Repo is a generic name for both repurchase transactions and buy/sell-backs.*
In a repo, one party sells an asset (usually fixed-income securities) to another party at one price and commits to repurchase the same or another part of the same asset from the second party at a different price at a future date or (in the case of an open repo) on demand.** If the seller defaults during the life of the repo, the buyer (as the new owner) can sell the asset to a third party to offset his loss. The asset therefore acts as collateral and mitigates the credit risk that the buyer has on the seller.
Although an asset is sold outright at the start of a repo, the commitment of the seller to buy back the asset in the future means that the buyer has only temporary use of that asset, while the seller has only temporary use of the cash proceeds of the initial sale. Thus, although repo is structured legally as a sale and repurchase of securities, it behaves economically like a collateralised or secured deposit (and the principal use of repo is in fact the secured borrowing and lending of cash).
The difference between the price paid by the buyer at the start of a repo and the price he receives at the end is his return on the cash that he is effectively lending to the seller. In repurchase transactions, and now usually in the case of buy/sell-backs, this return is quoted as a percentage per annum rate and is called the repo rate. Although not legally correct, the return itself is usually referred to as repo interest.
An example of a repo is illustrated below.

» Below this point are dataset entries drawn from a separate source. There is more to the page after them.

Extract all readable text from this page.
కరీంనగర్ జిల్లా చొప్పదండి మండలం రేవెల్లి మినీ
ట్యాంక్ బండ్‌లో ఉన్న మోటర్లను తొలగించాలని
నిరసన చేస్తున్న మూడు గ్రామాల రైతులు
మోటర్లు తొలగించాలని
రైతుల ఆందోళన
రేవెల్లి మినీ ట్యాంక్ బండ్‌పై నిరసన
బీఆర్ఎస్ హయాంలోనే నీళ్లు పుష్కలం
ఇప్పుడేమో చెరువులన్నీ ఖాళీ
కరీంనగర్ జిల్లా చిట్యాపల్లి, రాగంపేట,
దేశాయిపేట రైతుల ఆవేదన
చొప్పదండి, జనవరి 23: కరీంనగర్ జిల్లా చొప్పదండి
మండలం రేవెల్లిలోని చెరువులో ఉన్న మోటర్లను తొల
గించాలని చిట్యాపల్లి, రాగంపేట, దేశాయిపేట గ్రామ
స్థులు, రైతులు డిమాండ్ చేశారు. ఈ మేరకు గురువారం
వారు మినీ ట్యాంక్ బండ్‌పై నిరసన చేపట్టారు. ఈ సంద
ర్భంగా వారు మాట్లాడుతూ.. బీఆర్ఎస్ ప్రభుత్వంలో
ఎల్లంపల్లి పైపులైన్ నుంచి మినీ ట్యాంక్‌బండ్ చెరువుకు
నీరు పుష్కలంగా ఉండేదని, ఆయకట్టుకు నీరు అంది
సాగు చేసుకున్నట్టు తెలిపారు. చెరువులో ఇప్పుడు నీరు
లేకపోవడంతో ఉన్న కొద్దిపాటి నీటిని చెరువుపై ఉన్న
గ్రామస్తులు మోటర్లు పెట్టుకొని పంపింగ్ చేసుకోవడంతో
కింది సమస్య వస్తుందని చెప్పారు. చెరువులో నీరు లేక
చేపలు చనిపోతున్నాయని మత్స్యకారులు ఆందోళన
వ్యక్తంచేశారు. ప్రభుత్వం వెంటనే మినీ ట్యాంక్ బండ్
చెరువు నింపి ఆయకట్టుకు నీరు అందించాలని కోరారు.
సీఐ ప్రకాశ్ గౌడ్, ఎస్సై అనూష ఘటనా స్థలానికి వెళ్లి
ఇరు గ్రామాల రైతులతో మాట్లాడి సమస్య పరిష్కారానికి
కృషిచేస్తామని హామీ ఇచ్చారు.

The buyer in a repo is often described as doing a reverse repo (ie buying, then selling).
A repo not only mitigates the buyer’s credit risk. Provided the asset being used as collateral is liquid, the buyer should be able to refinance himself at any time during the life of a repo by selling or repoing the assets to a third party (he would, of course, subsequently have to buy the same or a similar asset back in order to return it to his repo counterparty at the end of the repo). This right of use (often called re-use) mitigates the liquidity risk that the buyer takes by lending to the seller. Because lending through a repo exposes the buyer to lower credit and liquidity risks, repo rates should be lower than unsecured money market rates.
* Repos are sometimes known as ‘sale-and-repurchase agreements’ or just ‘repurchase agreements’. In some markets, the name ‘repo’ can be taken to imply repurchase transactions only and not buy/sell-backs. Repurchase transactions are also known as ‘classic repo’. Under EU regulation --- along with securities lending, commodities lending and margin lending --- repurchase transactions and buy/sell-backs are types of ‘securities financing transaction’ (SFT).
** In the Global Master Repurchase Agreement (GMRA), the same or similar assets are described as ‘Equivalent Securities’. ‘Equivalent’ means assets that are economically but not necessarily legally identical (the same issue of securities with the same ISIN or, if the issue is divided into classes or tranches, the same class or tranche, but not the same part of that issue, class or tranche).